Прозрением это конечно не назовешь, но там, возле окна, за которым шумела трасса, это чувство было для меня новым; страх и уныние, так давно мучившие меня, не исчезли, но инкапсулировались, подобно головной боли, которую удалось облегчить с помощью целительного порошка, — боль осталась, но она теперь была завернута во что-то мягкое, в кокон из обезболивающего волокна, и чувство облегчения позволило убедиться в наличии других величин — когда боль проходит, остается не только пустота. Это может быть мелочь, которая поначалу кажется совсем незначительной, как покрасневшая царапина на плече. Сначала я ее не заметил, но днем, когда поднимал и перетаскивал вещи, почувствовал, что кожу саднит и потягивает. Теперь, отвернувшись от окна, я отправился в ванную и там, в зеркале, увидел царапину, которую ночью, в голубовато-белом отсвете молний, оставил на моем плече длинный, покрытым красным лаком ноготь Мод. Быть может, это объяснялось моим настроением, но я сразу подумал, что если через пару дней умру и попаду на стол патологоанатома, то именно эта царапина привлечет к себе особое внимание, станет предметом пристального изучения и, быть может, основанием для вполне правдоподобного предположения о том, что я, всего за несколько суток до наступления смерти, был счастливым молодым человеком.

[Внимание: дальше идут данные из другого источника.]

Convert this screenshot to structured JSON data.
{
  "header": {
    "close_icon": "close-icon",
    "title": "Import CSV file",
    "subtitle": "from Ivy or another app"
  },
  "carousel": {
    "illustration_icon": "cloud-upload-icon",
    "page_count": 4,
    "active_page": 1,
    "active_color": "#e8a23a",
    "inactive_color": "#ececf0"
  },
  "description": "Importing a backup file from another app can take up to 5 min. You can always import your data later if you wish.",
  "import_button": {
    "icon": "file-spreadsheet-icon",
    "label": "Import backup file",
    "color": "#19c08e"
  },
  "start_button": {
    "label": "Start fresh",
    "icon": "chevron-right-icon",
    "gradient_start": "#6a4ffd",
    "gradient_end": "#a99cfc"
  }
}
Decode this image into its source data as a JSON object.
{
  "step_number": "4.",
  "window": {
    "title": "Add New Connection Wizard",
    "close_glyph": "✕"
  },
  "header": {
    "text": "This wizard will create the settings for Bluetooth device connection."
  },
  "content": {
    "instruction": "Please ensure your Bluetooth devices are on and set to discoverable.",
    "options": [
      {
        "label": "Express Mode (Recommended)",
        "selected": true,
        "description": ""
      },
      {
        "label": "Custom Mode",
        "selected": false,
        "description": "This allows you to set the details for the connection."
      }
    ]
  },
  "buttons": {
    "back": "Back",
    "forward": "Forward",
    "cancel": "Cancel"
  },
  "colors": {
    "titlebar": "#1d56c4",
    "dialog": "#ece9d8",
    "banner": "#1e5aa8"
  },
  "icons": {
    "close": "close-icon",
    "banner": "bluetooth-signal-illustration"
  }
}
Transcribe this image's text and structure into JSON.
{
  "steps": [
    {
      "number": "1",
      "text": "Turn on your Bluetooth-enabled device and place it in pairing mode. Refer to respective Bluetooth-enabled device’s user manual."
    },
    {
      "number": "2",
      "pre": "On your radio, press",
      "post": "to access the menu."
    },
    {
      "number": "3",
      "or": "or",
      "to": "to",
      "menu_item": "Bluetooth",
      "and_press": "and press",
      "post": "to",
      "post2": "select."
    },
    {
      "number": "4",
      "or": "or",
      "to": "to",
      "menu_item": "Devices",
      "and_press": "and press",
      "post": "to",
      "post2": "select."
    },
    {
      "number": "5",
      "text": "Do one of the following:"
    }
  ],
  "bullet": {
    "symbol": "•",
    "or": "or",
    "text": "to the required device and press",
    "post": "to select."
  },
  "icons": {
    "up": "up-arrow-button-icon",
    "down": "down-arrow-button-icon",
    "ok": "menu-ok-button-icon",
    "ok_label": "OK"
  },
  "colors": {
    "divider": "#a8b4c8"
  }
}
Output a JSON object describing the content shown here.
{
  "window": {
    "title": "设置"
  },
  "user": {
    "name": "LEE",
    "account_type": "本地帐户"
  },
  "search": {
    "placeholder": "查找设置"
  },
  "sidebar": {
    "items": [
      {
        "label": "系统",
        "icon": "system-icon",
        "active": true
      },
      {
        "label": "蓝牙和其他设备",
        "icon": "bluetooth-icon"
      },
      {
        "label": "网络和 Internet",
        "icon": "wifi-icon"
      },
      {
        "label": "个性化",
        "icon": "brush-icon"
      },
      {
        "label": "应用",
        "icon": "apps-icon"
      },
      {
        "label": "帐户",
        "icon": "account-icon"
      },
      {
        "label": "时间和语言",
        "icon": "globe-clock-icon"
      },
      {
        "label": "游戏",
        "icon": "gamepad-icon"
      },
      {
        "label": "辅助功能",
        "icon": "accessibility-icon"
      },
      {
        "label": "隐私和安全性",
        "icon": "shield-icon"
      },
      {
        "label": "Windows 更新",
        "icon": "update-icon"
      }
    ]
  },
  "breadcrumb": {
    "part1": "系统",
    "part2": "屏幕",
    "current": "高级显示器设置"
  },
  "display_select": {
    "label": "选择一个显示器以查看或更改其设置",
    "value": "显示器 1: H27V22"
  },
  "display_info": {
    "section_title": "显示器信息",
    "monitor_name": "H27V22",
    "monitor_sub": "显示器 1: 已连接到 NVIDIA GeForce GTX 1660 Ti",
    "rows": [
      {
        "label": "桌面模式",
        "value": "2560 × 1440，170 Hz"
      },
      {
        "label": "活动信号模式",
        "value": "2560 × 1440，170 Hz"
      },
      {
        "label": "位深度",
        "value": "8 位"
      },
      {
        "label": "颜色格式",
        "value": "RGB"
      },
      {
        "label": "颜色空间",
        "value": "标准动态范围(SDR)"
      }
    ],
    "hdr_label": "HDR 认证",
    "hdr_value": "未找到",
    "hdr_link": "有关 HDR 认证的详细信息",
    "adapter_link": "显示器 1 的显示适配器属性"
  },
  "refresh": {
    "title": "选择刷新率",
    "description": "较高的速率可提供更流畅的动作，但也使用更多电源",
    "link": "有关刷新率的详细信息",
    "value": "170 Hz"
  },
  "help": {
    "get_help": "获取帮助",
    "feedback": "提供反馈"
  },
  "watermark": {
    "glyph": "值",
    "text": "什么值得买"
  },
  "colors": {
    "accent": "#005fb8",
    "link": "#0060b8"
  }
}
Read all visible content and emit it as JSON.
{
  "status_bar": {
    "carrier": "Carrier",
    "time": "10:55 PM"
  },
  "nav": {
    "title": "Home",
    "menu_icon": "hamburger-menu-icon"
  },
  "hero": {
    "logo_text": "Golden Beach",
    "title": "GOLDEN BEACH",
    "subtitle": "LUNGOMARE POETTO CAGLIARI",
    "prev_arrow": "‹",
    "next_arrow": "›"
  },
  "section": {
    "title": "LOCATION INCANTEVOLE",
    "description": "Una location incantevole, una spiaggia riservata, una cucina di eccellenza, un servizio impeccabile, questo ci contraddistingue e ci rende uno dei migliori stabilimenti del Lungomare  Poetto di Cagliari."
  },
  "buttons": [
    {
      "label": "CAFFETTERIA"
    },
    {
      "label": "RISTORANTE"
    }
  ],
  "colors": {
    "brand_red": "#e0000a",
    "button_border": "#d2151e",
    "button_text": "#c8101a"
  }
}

В таком расположении духа я сел за кухонный стол, чтобы написать письмо Малу в Хельсингланд, письмо, которое я начал на Хурнсгатан, но так и не закончил, отчасти потому, что ко мне пришла Мод и своим появлением все изменила. Если раньше я собирался написать деловое, сухое письмо и отказаться от приглашения Малу, ссылаясь на фиктивную, но важную работу, которая якобы занимала все мое время с утра до ночи, то теперь это приглашение предстало в совершенно ином свете. Возможность провести лето в лесу показалась мне спасительной: чечевичная похлебка, сортир на улице, комары и созерцание космоса должны были оказать на меня благоприятное воздействие. В своем воображении я уже нарисовал себе картины тамошнего быта: общеукрепляющую колку дров, долгие лесные прогулки и ведра черники, рыбалку на берегу холодной реки и даже, почему бы и нет, ночные забавы — воссоединение с женщиной, чье прошлое выглядело довольно сомнительно, но которая, по ее собственным словам, «нашла себя». Хотя последнее едва ли означало, что она изменилась до неузнаваемости, стала, к примеру, ведьмой и держит свой собственный аптекарский огород, специально приспособленный для шестой растительной зоны. [9]
9
Швеция поделена на восемь растительных зон. Самый мягкий и благоприятный для растительности климат — в зоне 1, самый суровый — в зоне 8.